After six months we were told that he had cerebral palsy. We were not prepared. We felt fear, but that fear lasted for exactly a week. I was sitting on the sofa with my son on my lap, I was reading a newspaper. My wife was hurrying. She tripped, and when she fell down, Tito started laughing, and he laughed as an adult. It was an incredible, liberating laugh, and we started laughing with him. We knew we had a common vocabulary and common language with Tito, which was slapstick, which was comedy.

On Tito's 3-million-euro court settlement

[When] we learned that he had cerebral palsy, I got three jobs. I went from Venice, our hometown, to Brazil, in part to do his physical therapy and in part to earn money, to work. I had those three jobs just to try to accumulate some money to leave him. And then when we learned that he was a rich young boy, I was liberated from it all, so it was great. In the book I say that I knew, when we learned that he had won the case, I felt that I could die. And it's wonderful to be able to die. I could die.

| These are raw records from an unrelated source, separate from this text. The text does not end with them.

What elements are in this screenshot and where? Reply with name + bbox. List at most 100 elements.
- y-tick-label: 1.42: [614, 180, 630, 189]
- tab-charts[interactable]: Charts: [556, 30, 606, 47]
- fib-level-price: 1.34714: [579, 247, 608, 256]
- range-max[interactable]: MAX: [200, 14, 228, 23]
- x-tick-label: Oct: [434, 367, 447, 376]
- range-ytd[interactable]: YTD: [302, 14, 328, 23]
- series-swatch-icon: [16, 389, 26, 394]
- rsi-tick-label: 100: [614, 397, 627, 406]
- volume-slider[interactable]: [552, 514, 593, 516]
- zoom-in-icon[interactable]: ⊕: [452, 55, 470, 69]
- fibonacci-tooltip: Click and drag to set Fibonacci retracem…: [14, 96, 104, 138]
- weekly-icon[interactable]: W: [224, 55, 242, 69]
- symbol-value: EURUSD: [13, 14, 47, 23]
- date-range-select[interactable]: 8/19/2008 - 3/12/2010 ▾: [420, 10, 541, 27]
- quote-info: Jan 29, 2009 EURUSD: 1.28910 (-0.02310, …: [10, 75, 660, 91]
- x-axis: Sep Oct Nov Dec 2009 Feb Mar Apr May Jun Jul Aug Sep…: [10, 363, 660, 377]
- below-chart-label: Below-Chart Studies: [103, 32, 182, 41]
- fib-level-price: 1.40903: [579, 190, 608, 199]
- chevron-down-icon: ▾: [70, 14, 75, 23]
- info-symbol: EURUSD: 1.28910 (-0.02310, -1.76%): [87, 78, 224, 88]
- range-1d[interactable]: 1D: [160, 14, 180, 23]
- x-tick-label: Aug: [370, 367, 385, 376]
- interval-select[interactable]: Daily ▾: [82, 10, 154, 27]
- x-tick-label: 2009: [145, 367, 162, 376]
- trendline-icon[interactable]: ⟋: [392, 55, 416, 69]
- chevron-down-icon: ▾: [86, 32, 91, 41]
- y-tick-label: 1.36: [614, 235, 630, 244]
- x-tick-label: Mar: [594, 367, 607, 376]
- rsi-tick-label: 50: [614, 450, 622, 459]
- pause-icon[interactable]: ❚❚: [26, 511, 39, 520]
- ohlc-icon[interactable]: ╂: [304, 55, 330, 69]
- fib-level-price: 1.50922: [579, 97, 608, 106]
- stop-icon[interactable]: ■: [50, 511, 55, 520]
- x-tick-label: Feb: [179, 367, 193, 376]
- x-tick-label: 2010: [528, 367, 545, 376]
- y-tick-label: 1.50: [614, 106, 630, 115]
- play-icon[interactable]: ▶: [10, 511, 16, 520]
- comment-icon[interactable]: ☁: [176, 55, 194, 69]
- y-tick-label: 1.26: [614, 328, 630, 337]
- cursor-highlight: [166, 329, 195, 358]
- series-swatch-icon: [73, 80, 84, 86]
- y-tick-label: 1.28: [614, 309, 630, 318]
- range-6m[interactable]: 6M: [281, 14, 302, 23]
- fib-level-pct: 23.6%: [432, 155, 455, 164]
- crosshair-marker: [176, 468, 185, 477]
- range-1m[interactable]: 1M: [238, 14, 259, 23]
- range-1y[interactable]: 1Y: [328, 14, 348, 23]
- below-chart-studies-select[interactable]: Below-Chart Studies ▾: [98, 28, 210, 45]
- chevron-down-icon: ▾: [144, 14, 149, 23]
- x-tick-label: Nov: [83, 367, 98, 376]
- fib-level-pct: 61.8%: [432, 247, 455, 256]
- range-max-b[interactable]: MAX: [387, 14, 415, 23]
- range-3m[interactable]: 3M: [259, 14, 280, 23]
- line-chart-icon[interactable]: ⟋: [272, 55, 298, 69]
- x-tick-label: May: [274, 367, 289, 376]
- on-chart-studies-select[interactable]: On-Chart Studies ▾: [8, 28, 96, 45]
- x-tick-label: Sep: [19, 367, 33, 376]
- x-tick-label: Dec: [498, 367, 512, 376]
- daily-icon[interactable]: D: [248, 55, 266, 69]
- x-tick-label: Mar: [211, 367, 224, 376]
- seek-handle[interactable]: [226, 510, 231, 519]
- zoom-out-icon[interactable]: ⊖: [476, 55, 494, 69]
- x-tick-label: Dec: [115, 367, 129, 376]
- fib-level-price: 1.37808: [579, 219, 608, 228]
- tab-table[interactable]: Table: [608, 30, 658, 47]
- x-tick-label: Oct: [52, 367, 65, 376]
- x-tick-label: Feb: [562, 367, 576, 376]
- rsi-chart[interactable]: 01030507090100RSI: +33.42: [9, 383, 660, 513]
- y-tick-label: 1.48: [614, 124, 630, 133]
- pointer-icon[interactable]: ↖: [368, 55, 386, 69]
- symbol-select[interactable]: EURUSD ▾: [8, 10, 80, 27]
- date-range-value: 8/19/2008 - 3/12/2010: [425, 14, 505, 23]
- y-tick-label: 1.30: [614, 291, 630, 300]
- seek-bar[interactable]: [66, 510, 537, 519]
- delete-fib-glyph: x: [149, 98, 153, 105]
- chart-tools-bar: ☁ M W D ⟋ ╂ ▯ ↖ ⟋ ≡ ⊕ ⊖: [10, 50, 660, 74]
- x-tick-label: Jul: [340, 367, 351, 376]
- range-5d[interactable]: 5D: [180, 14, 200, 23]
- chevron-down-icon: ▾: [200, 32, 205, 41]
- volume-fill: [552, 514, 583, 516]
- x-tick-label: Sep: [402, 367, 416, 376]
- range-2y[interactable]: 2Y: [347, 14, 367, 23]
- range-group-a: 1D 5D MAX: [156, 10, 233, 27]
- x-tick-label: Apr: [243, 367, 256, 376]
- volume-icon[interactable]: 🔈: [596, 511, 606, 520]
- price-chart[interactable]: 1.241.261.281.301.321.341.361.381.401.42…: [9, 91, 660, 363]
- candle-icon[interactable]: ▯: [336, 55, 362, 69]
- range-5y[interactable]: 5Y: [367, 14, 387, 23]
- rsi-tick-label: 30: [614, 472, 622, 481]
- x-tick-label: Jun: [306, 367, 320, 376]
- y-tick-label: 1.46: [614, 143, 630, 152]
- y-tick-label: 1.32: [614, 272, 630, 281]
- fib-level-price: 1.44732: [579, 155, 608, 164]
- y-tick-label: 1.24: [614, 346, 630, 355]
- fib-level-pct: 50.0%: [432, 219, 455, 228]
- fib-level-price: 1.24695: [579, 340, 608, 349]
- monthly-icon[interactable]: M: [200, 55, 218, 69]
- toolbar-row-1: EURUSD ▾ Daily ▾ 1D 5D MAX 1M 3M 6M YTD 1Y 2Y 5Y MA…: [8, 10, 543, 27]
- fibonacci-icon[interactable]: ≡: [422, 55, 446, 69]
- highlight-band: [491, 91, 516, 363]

On why it was important for Tito to walk up the 424 steps of the hospital in which he was born and harmed

When you have a disabled child, you feel that he must do more and he must be able to win against his own disability, and he has to achieve. When we completed those 424 steps inside the hospital where he was born, we didn't [feel that way] any more. Years had passed, we had calmed down, we were a happy family trying to cross a bridge. Not anymore to cross the world, walking. We set less ambitious goals.